Gaseous nebulae offer outstanding opportunities to atomic physicists,
spectroscopists, plasma experts, and to observers and theoreticians
alike for the study of attenuated ionized gases. These nebulae are often
dusty, heated by radiation fields and by shocks. They are short-lived
phenomena on the scale of a stellar lifetime, but their chemical
compositions and internal kinematics may give important clues to
advanced stages of stellar evolution. The material herein presented is
based on lectures given at the University of Michigan, University of
Queensland, University of California, Los Angeles, and in more
abbreviated form at the Raman Institute, at the Scuola Internazionale di
Trieste, and elsewhere. Much of it is derived origionally from the
series "Physical Processes in Gaseous Nebulae" initiated at the Harvard
College Observatory in the late 1930s. I have tried to emphasize the
basic physics of the mechanisms involved and mention some of the
uncertainties that underlie calculations of many basic parameters.

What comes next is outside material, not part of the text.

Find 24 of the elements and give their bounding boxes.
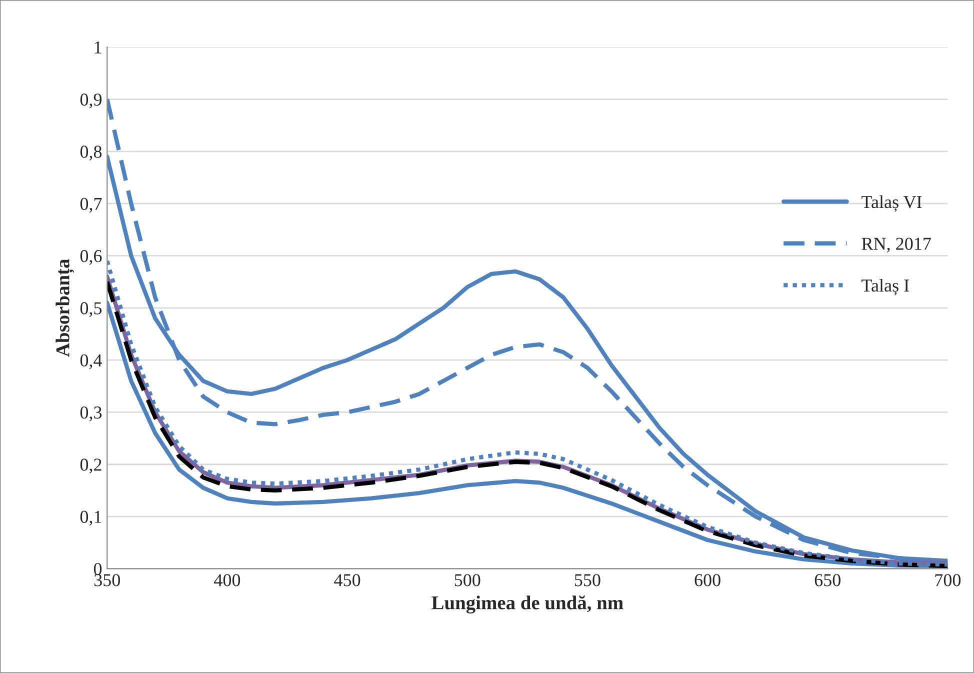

Emphasis is placed on ionized plasmas with electron temperatures
typically in the neighborhood of 10, OOOoK. Dust and other ingredients
of the cold component of the interstellar medium are treated briefly
from the point of view of their relation to hot plasmas of H II regions
and planetaries. Chemical composition determinations for nebulae are
discussed in some detail while the last section deals with
interpretations of elemental abundances in the framework of stellar
evolution and nucleogenesis. Gaseous nebulae offer some particularly
engaging opportunities for studies of stellar evolution.